El presidente Trump no comprende el tremendo impacto de la pérdida de Palestina ni la agresiva política israelí desde entonces sobre el pueblo palestino y sobre los países vecinos en los últimos 70 años. El palestino es el núcleo de todos los problemas en la región y más allá.
El martes 21 de febrero se celebró en El Cairo una cumbre entre el presidente egipcio Abdel Fattah al-Sisi y el rey Abdullah, de Jordania. Ambos son conocidos por su alianza estratégica con Estados Unidos. “Las dos partes discutieron los movimientos futuros para romper el estancamiento en el proceso de paz en Medio Oriente. Discutieron la coordinación mutua para alcanzar una solución de dos Estados y establecer un Estado palestino basado en las fronteras del 4 de junio de 1967 con Jerusalén Oriental como capital, una constante nacional que no se puede abandonar”, según Reuters. La misma proclamación sería adoptada por la cumbre de jefes de Estado árabes que tendrá lugar en Jordania a finales de marzo.
El anuncio de Trump no es una cuestión sencilla, como él cree, ni es un logro inteligente, como Netanyahu —con sus maneras disimuladas— asume. Es una renuncia a los compromisos estratégicos e históricos de Estados Unidos, que no será aceptada en ninguna capital árabe, con todas las implicaciones que tiene este cambio en su relación con sus aliados tradicionales en el Medio Oriente.
Los palestinos renunciaron a su lucha armada en los acuerdos de Oslo de 1993, con la suposición de que tendrán su propio Estado en Cisjordania y Gaza, que representan 22% de Palestina. Después del asesinato del primer ministro Yitzhac Rabin, en 1995, los gobiernos de Likud se retiraron de las promesas de Israel hasta el punto de anunciar la muerte de los Acuerdos de Oslo la semana pasada en la Casa Blanca.
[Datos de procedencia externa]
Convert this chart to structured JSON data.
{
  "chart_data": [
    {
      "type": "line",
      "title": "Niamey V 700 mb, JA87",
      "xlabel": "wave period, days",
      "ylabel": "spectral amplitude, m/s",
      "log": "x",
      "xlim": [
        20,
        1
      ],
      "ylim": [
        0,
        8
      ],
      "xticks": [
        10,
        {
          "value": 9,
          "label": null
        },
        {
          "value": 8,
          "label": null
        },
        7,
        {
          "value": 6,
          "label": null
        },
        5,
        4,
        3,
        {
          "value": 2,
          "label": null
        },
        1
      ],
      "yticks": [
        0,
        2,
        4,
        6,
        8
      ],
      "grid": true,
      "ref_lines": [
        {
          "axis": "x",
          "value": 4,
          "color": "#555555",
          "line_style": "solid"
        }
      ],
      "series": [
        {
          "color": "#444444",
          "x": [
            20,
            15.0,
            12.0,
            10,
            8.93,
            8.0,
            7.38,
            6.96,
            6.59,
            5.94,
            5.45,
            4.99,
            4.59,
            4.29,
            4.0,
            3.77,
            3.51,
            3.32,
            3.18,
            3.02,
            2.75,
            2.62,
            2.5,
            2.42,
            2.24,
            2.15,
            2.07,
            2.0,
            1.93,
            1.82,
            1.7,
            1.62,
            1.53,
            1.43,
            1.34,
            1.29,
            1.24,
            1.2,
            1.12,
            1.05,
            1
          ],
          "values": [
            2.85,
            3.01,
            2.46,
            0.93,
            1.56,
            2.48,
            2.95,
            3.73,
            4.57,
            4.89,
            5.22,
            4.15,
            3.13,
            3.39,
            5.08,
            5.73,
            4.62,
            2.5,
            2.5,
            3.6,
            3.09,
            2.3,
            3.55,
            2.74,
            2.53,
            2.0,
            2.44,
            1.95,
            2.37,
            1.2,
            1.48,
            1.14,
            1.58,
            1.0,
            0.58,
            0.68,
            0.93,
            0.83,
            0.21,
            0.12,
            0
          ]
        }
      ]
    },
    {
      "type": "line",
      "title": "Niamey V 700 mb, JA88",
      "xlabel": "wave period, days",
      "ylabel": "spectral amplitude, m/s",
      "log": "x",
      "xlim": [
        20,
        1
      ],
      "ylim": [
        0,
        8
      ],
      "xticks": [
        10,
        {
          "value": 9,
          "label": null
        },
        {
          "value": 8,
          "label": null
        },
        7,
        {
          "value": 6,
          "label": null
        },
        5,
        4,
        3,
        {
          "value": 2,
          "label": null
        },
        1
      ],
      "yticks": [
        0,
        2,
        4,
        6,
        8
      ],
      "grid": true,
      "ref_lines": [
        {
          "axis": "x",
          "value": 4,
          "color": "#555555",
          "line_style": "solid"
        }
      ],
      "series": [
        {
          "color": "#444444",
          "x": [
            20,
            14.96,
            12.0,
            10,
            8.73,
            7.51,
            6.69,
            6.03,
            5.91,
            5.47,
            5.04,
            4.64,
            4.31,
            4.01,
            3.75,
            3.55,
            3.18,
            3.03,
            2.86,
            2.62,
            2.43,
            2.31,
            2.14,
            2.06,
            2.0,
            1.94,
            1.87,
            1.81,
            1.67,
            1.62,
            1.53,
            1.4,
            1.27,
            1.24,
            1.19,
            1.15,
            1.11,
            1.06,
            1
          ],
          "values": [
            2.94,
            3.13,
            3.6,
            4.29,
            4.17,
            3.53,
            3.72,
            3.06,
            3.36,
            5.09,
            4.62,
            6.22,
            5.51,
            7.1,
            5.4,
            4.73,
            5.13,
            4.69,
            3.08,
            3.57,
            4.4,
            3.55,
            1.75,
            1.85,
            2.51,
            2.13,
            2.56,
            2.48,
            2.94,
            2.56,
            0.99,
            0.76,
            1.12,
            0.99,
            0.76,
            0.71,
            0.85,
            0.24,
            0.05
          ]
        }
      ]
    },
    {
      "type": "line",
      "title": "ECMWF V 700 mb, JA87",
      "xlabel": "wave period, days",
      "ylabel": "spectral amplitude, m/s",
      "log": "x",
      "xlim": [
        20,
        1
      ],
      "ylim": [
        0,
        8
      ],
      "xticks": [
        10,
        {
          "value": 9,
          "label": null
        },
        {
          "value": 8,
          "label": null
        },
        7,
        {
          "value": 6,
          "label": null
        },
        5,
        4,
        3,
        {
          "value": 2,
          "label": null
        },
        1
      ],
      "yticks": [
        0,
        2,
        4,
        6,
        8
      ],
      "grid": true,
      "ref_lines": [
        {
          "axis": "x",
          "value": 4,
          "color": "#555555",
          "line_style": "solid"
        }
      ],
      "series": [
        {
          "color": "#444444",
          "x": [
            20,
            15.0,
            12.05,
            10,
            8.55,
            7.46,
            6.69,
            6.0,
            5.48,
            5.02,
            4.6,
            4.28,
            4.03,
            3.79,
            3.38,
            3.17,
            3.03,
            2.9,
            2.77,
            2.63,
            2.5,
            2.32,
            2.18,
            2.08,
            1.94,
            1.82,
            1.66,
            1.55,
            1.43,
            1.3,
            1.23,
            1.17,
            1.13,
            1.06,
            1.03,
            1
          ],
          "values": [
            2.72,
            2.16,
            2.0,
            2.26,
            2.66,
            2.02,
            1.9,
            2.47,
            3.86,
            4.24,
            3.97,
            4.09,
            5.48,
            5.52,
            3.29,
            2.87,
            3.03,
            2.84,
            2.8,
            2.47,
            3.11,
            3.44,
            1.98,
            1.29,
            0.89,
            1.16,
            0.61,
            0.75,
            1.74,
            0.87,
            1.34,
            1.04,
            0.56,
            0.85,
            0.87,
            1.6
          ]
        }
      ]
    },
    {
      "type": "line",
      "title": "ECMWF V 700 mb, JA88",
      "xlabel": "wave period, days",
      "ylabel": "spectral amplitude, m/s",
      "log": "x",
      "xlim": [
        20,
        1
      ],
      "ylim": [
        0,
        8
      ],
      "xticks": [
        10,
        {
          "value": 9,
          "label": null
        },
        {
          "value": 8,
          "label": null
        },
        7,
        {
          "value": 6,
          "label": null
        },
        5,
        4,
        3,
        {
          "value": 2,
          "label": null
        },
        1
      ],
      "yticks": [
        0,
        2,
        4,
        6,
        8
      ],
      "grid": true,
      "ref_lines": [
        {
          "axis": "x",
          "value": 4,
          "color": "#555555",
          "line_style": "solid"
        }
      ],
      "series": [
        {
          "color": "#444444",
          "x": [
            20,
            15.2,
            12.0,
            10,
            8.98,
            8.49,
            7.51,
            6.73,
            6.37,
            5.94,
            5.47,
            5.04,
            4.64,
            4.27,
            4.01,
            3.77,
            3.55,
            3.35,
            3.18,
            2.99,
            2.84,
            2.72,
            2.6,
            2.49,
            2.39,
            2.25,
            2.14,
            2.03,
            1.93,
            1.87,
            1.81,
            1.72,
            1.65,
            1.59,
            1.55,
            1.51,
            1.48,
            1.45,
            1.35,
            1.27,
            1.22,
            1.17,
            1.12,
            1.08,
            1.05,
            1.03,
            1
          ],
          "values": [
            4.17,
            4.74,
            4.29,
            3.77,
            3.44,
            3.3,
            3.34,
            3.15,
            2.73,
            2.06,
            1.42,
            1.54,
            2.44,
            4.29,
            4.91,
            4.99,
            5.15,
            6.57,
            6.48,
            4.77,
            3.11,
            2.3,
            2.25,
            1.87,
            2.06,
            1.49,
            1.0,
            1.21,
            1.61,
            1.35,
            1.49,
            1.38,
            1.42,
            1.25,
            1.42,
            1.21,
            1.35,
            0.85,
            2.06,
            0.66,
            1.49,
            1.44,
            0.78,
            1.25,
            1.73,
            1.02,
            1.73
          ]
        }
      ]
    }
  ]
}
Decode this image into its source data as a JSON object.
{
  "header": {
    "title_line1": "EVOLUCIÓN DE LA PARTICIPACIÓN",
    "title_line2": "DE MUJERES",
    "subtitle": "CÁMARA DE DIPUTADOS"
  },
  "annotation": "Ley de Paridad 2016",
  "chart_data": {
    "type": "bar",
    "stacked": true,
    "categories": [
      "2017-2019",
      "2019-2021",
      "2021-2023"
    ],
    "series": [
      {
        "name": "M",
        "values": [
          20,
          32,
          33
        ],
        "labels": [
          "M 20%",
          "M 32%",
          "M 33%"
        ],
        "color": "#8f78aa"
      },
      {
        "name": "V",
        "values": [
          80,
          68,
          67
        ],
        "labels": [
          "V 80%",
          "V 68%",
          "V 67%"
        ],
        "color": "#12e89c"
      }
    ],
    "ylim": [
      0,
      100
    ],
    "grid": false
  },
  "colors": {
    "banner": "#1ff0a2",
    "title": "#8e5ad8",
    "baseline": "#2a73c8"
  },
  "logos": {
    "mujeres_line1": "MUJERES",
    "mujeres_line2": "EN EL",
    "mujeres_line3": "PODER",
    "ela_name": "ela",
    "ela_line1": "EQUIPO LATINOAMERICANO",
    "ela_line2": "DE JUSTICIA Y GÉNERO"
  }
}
Cuando la lucha armada palestina comenzó, en 1965, el principal objetivo de su organización principal, Fatah, era lograr la creación de un Estado democrático en Palestina donde judíos, cristianos y musulmanes vivieran juntos con la igualdad de derechos para todos. Las muchas derrotas del movimiento palestino por Israel y los gobiernos árabes redujeron sus aspiraciones a un Estado palestino en una pequeña parte de Palestina. En la época de Oslo, a mediados de los años 90, la charla en Israel se refería a “después del sionismo” con los liberales en sus días de gloria. Durante ese tiempo el público israelí se deslizaba hacia la derecha y la paz se convirtió en una ilusión muy lejana con Netanyahu dominando la toma de decisiones durante casi dos décadas.
Una solución de un solo Estado podría ser ideal para resolver el viejo problema, pero muchos obstáculos prevalecen en ambos lados y la gente no estaba preparada para aceptar la idea de convivir, pero seguir a los extremistas en ambos lados es una receta para más catástrofes. Derrotar el terrorismo es ahora un gran eslogan para todos los pretendientes. Sin solución política, el extremismo volverá a florecer. Ese es el caso en Siria, Irak y, en particular, en Palestina.